I would like to build a four-dimensional dynamical system that has the following behavior:
Here, $x_1, x_2, x_3$ and $x_4$ are the four dimensions, and each axis has a fixed point that should be a saddle. Thus, trajectories spiral towards either than $1-2-3$ plane or the $2-3-4$ plane, and cycle near each of the fixed points.
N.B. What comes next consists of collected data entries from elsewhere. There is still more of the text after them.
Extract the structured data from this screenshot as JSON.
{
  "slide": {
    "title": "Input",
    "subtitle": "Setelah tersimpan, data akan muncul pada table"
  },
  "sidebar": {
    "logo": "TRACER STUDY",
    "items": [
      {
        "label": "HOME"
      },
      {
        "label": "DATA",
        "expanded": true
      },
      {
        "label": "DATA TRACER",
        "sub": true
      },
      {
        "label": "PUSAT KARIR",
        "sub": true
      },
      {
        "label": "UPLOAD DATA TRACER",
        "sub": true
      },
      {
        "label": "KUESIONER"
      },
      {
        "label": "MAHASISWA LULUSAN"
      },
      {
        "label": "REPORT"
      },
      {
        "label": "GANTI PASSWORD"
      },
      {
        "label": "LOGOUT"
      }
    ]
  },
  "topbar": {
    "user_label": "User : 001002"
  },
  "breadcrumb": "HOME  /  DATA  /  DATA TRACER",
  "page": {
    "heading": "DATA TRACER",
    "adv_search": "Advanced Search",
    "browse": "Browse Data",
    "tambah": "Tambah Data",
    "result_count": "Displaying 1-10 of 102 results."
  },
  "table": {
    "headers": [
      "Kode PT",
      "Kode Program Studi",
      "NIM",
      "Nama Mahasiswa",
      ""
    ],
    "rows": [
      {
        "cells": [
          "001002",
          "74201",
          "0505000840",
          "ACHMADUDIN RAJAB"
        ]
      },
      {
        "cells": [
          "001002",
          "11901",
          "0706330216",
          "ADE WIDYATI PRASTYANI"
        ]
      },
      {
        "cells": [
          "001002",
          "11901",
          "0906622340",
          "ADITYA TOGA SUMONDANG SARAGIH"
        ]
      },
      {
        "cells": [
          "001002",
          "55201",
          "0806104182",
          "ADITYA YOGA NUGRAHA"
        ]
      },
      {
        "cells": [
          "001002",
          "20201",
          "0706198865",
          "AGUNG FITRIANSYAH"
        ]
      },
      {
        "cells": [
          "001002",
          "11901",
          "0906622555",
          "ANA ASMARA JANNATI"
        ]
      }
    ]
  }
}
Trajectories in the $1-2-4$ plane should go to fixed point 2. I'm venturing a guess that such a system can be described by:
$$dx_i = x_i\left(b_i - \sum_{j=1}^{n}a_{ij}x_j^2 \right) dt$$
or in matrix form: $$dx = x(b-x^TAx)dt$$. Here, $b_i > 0$, and $a_{ij}>0$ I've linearized around each fixed point and have the following 4 eigenvalues for each fixed point (denote $\lambda_{ij} = b_j-\frac{a_{ji}}{a_{ii}}b_i)$ :
- $-2b_1, \lambda_{12}, \lambda_{13}, \lambda_{14}$
- $-2b_2, \lambda_{21}, \lambda_{23}, \lambda_{24}$
- $-2b_3, \lambda_{31}, \lambda_{32}, \lambda_{34}$
- $-2b_4, \lambda_{41}, \lambda_{42}, \lambda_{43}$
From the drawing of what I want (after normalizing everything so $b_i =1$, I believe I should have:
- $\lambda_{41} = \lambda_{14} = 0$
- $\lambda_{12}, \lambda_{23}, \lambda_{31}, \lambda_{34}, \lambda_{42} > 0$
- $\lambda_{21}, \lambda_{32}, \lambda_{13}, \lambda_{43}, \lambda_{24} < 0$
Let's define $\alpha > 1$ and $0 < \beta < 1$. First I tried using these parameters:
$$ A \equiv \left(\begin{array}{rr} \,1 & \alpha & \beta & 1 \\ \, \beta & 1 & \alpha & \beta \\ \, \alpha & \beta & 1 & \alpha \\ \, 1 & \alpha & \beta & 1 \end{array}\right) $$
The parameters satisfy points $1-3$, but due to the symmetry of $x_1$ and $x_4$, I don't get this cycling in the two planes that I want. So then I tried this:
$$ A \equiv \left(\begin{array}{rr} \,1 & \alpha & \beta & 1 \\ \, \beta & 1 & \alpha & \beta \\ \, \alpha & \beta & 1 & \alpha \\ \, 1 & \alpha+0.1 & \beta & 1 \end{array}\right) $$
Doing this, I found that all the trajectories converge onto the $1-2-3$ plane and nothing converges onto the $2-3-4$. If I do this:
$$ A \equiv \left(\begin{array}{rr} \,1 & \alpha & \beta & 1 \\ \, \beta & 1 & \alpha & \beta \\ \, \alpha & \beta & 1 & \alpha \\ \, 1 & \alpha-0.1 & \beta & 1 \end{array}\right) $$
In all these examples, I took $\alpha = 1.2$ and $\beta = 0.9$. Now everything converges onto the $2-3-4$ plane and nothing converges onto the $1-2-3$ plane. Thus, I'm having a hard time finding parameters so that trajectories, depending on their initial condition, will converge to the either the $1-2-3$ cycle or the $2-3-4$ cycle, but not where every initial condition leads to only one of the cycles. I'm also not sure why that extra $+0.1$ or the $-0.1$ is causing one of the cycles to be favored over the other -- based on the eigenvalues, that extra $+0.1$ or $-0.1$ shouldn't change the sign of the eigenvalue $(\lambda_{42})$ so I would think the behavior should stay the same, not switch which cycle trajectories go to. Can anyone help come up with parameters that leads to the behavior above (if possible), and explain why the extra $0.1$ is making such a difference?